Mrs. Ingraham grew more Yankee in her dialect,—as the Scotch grow more Scotch,—with warming up to the subject.

Sunderline laughed.

"Well, I must go," he said; "though you do look so bright and cosy here. Half past seven's the last train, and there's a little job at home I promised mother I'd do to-night. I've been so busy lately that I haven't had any hammer and nails of my own. Ray!"

He had come round behind her chair, where she had seated herself at her sewing.

"It's pleasant out of town these fall days; and I want you to see my house before I give it over. If I come for you to-morrow, will you ride out with me to Pomantic?"

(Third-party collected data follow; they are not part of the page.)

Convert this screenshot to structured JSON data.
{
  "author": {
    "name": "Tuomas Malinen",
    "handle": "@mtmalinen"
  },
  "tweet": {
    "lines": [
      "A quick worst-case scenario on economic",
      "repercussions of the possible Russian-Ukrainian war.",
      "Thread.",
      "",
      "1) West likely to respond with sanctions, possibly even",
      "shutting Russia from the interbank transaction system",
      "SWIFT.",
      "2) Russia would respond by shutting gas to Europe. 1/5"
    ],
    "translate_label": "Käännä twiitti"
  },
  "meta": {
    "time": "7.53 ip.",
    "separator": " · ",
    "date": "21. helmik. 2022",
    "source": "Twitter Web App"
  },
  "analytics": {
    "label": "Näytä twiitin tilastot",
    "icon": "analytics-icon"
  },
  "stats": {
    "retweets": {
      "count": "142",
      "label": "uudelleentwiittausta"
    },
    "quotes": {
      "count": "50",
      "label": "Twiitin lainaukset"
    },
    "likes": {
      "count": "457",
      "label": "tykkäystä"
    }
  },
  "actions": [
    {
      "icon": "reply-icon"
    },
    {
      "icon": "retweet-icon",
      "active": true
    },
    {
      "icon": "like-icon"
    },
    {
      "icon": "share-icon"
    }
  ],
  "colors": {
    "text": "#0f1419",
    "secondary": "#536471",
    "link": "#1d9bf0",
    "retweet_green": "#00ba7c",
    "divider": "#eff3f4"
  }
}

Ray felt half a dozen things at that moment between his question and her reply. She felt her mother's eyes just lifted at her, without another movement, over the silver rims of her spectacles; she felt Dot's utter stillness; she felt her own heart spring with a single quick beat, and her cheeks grow warm, and a moisture at her fingers' ends as they held work and needle determinedly, and she set two or three stitches with instinctive resolution of not stopping. She felt, inwardly, the certainty that this would count for much in Mrs. Ingraham's plain, old-fashioned way of judging things; she was afraid of a misjudgment for Frank Sunderline, if he did not, perhaps, mean anything particular by it; she would have refused him ten times over, and let the refusal rest with her, sooner than have him blamed; for what business had she, after all,—

"Well, Ray?"

She felt his hand upon the back of her chair, close to her shoulder; she felt that he leaned down a little. She heard something in that "Well, Ray," that she could not turn aside, though in an hour afterward she would be taking herself to task that she had let it seem like "anything."

"I was thinking," she said, quietly. "Yes, I think I could go. Thank you, Frank."